GNOME Bugzilla – Bug 541787
incorrect timestamp
Last modified: 2008-08-05 09:11:29 UTC
In RTP Speex Depayloader (possibly others as well) buffer timestamps are generated and not taken from RTP packets. In case of packet loss the timestamps are incorrect. Take for example such a command for sending speech data: $ gst-launch -v filesrc location=file.mp3 ! mad ! audioconvert ! audioresample ! capsfilter caps="audio/x-raw-int, endianness=(int)1234, signed=(boolean)true, rate=(int)8000, channels=(int)1" ! speexenc quality=10 ! rtpspeexpay ! udpsink host=172.16.154.1 port=9011 and for receiving: $ gst-launch -v udpsrc port=9011 caps="application/x-rtp, clock-rate=(int)8000, encoding-name=(string)SPEEX" ! rtpspeexdepay ! speexdec ! fakesink For 10% packet loss and transmission that lasts 5,5 minutes on the receiving side the last timestamp is 5 minutes. This causes huge problems when I use alsasink instead of fakesink.
Created attachment 114070 [details] [review] Patch to take timestamp from RTP packet This patch calculates buffer timestamp from RTP packet. This is the first step to fix problems with transmission over RTP when network is not reliable.
Thanks, committed with a small change (use gst_util_uint64_scale) 2008-07-07 Sebastian Dröge <sebastian.droege@collabora.co.uk> Patch by: Tomasz Grobelny <tomasz at grobelny dot oswiecenia dot net> * gst/rtp/gstrtpspeexdepay.c: (gst_rtp_speex_depay_init), (gst_rtp_speex_depay_process): * gst/rtp/gstrtpspeexdepay.h: Take timestamp from the RTP packet as a first step to fix problems with transmission over RTP when the network is not reliable. Fixes bug #541787.
Please revert, this patch is wrong. Only the jitterbuffer is able to convert RTP timestamps to gstreamer timestamps. A normal depayloader or decoder always simply copies the incomming gstreamer timestamp to the output. See here for the documentation about how timestamps are handled in RTP: http://webcvs.freedesktop.org/gstreamer/gst-plugins-good/gst/rtp/README?revision=1.13&view=markup
Ok, reverted, sorry. So in theory a jitterbuffer added in the receiver pipeline should already fix everything?

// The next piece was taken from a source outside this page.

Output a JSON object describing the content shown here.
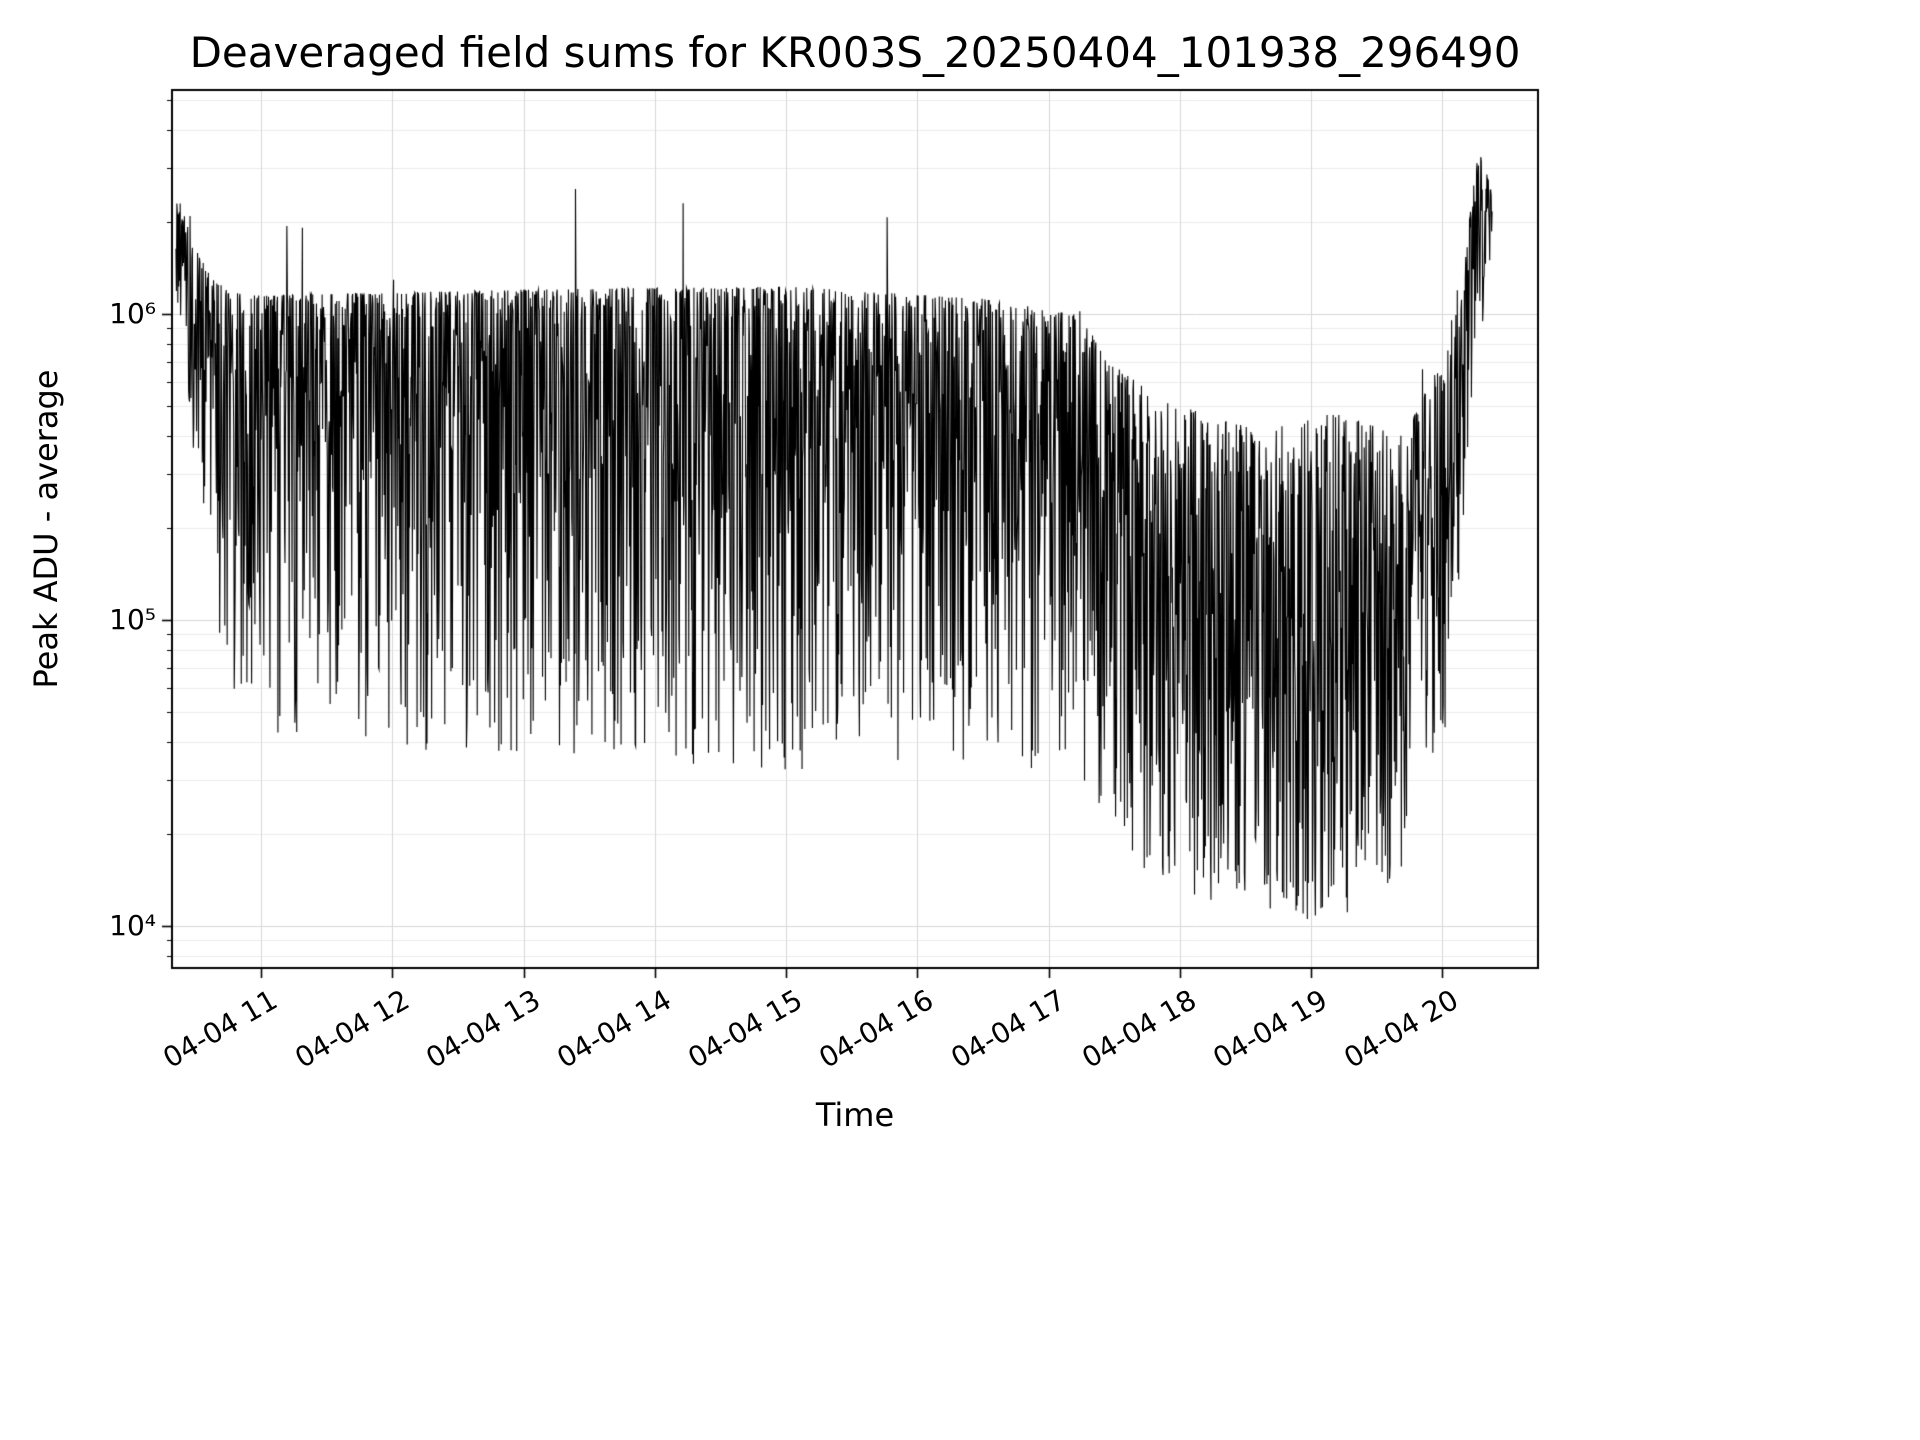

It's likely fixed with the speexdec fixes that were done earlier: * ext/speex/gstspeexdec.c: (speex_dec_chain_parse_data), (speex_dec_chain): Try to preserve input timestamps when we can. Do beginnings of error concealment. A jitterbuffer smooths the timestamps, fixes packet reordering, detects packet loss and tries to match the rate of the sender but is not strictly needed to get some sort of playback on the receiver.
(In reply to comment #3) > Please revert, this patch is wrong. Only the jitterbuffer is able to convert > RTP timestamps to gstreamer timestamps. A normal depayloader or decoder always > simply copies the incomming gstreamer timestamp to the output. > > See here for the documentation about how timestamps are handled in RTP: > > http://webcvs.freedesktop.org/gstreamer/gst-plugins-good/gst/rtp/README?revision=1.13&view=markup > It was somehow suspicious that every depayloader would have to do the same thing over and over again. I tried using gstjitterbuffer and the results are not what I would expect: /pipeline0/fakesink0: last-message = "chain ******* < ( 110 bytes, timestamp: 0:00:04.022375993, duration: none, offset: -1, offset_end: -1, flags: 1) 0x8145a68" /pipeline0/fakesink0: last-message = "chain ******* < ( 110 bytes, timestamp: 0:00:04.062365698, duration: none, offset: -1, offset_end: -1, flags: 33) 0x8145ac0" /pipeline0/fakesink0: last-message = "chain ******* < ( 110 bytes, timestamp: 0:00:04.082355485, duration: none, offset: -1, offset_end: -1, flags: 1) 0x8145b18" The difference between timestamps should be exactly 20ms and not 19,98ms or the like. Is it by design or is it fixed in latest gstreamer version?
This is by design, the timestamps are reconstructed from the reception time and the estimated clock drift between sender and receiver. We are thinking of adding a capture mode to rtpbin so that it simply copies the RTP timestamps. This will not allow for playback at the receiver but it would allow for encoding the stream with timestamps as it was sent on the server.